È tuttavia vero che l'attuale legge fallimentare prevede, seppure in modo disorganico, previsioni normative che regolamentano proprio alcuni aspetti riguardanti la cessione dei complessi aziendali in ambito fallimentare. L'art. 105, comma 3, l.fall. richiama ad esempio – seppure senza il medesimo dettaglio – la procedura che dev'essere attivata (“nell'ambito delle consultazioni sindacali relative al trasferimento d'azienda …”) al fine di attivare la deroga all'art. 2112 c.c. tipica dell'art. 47 (“… il curatore, l'acquirente e i rappresentanti dei lavoratori possono convenire il trasferimento solo parziale dei lavoratori alle dipendenze dell'acquirente e le ulteriori modifiche del rapporto di lavoro consentite dalle norme vigenti”).

L'armonizzazione delle procedure di gestione della crisi e dell'insolvenza con i principi della Direttiva 2001/23/CE come interpretata dalla Corte di giustizia

Il riferimento agli orientamenti giurisprudenziali della Corte lussemburghesi costituisce un chiaro indice circa la consapevolezza delle vicende che nel 2009 hanno riguardato il quinto comma dell'art. 47, Legge n. 428/90 in tema di trasferimento d'azienda, quando (con sentenza 11 giugno 2009, C-561/07, in Riv. it. dir. lav., 2010, 1, con nota di CESTER, Due recenti pronunzie della Corte di giustizia europea in tema di trasferimento d'azienda.
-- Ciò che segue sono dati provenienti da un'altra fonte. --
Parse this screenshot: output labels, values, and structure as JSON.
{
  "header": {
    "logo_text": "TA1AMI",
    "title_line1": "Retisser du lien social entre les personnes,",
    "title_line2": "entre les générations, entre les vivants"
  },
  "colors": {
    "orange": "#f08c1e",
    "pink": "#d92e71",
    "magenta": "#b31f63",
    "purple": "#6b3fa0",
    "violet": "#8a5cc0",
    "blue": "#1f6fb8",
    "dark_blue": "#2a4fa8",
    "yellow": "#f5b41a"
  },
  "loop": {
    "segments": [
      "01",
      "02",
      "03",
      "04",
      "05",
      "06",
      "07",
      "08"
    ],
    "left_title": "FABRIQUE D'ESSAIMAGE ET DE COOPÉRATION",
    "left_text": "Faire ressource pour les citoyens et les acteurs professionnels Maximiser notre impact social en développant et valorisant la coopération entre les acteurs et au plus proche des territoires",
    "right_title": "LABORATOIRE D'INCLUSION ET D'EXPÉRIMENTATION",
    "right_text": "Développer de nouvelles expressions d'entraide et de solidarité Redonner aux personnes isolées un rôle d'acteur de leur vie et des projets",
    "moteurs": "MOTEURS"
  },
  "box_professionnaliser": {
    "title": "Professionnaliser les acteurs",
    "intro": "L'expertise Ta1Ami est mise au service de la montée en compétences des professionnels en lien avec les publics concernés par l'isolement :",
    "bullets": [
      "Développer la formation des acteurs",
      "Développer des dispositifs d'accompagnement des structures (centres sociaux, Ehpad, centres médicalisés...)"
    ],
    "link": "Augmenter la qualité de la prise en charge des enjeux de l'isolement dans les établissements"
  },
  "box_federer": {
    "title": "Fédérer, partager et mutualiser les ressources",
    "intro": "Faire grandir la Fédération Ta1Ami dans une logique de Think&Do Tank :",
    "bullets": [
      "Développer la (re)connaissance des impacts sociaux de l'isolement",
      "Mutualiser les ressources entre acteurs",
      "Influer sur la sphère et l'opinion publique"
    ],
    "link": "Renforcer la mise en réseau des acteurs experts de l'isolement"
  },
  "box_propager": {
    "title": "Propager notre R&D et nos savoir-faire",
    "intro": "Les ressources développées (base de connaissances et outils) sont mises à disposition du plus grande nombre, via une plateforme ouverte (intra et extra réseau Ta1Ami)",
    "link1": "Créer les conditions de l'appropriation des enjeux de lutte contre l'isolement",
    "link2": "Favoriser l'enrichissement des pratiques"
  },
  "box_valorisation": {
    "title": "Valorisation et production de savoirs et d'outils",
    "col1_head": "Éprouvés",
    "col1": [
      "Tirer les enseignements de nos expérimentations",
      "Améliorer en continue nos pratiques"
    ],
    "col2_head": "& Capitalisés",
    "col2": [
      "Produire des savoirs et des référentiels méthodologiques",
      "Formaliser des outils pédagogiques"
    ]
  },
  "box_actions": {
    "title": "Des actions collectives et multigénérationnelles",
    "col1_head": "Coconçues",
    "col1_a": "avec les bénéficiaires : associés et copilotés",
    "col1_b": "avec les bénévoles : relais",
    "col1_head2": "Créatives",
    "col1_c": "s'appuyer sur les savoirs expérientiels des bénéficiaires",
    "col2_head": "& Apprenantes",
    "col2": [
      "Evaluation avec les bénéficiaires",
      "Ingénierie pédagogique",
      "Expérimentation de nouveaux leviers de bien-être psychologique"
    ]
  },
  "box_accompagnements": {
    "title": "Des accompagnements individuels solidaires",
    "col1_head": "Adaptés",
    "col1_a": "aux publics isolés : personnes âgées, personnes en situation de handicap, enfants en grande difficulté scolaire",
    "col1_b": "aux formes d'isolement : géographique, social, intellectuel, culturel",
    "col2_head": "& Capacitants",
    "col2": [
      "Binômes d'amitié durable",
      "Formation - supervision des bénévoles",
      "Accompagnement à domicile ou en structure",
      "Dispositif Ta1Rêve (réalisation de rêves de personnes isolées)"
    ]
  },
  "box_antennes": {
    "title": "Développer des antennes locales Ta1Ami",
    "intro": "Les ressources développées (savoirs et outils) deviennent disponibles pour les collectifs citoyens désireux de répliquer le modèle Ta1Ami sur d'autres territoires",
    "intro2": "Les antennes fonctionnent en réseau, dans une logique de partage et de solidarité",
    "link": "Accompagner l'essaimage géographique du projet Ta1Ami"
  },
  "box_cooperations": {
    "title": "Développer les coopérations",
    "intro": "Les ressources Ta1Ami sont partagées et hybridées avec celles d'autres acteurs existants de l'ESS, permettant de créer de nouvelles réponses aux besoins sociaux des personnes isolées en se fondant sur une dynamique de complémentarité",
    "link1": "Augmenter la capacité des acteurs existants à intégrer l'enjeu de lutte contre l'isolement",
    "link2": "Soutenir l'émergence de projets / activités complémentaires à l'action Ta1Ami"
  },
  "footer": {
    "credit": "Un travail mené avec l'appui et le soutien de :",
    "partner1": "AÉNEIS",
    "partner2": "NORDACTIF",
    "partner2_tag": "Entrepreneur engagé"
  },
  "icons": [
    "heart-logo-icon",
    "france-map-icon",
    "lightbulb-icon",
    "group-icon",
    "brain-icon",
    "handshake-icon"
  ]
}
Sulla nozione di ramo d'azienda ai fini dell'applicazione della direttiva e sull'inadempimento della stessa da parte dello Stato italiano nelle ipotesi di deroga per crisi aziendale) la Corte di giustizia dell'Unione Europea ha condannato lo stato italiano: in estrema sintesi, il giudizio negativo ha riguardato la non conformità del diritto interno per via della possibilità di derogare alla Direttiva 2001/23/CE in modo incisivo (soprattutto per quanto riguarda la possibilità di trasferire al cessionario solo parzialmente i rapporti di lavoro in capo al cedente) ed in egual modo sia nel caso di insolvenza liquidatoria (ipotesi consentita), sia nel caso di crisi aziendale (che consentirebbe unicamente “modifiche delle condizioni di lavoro”).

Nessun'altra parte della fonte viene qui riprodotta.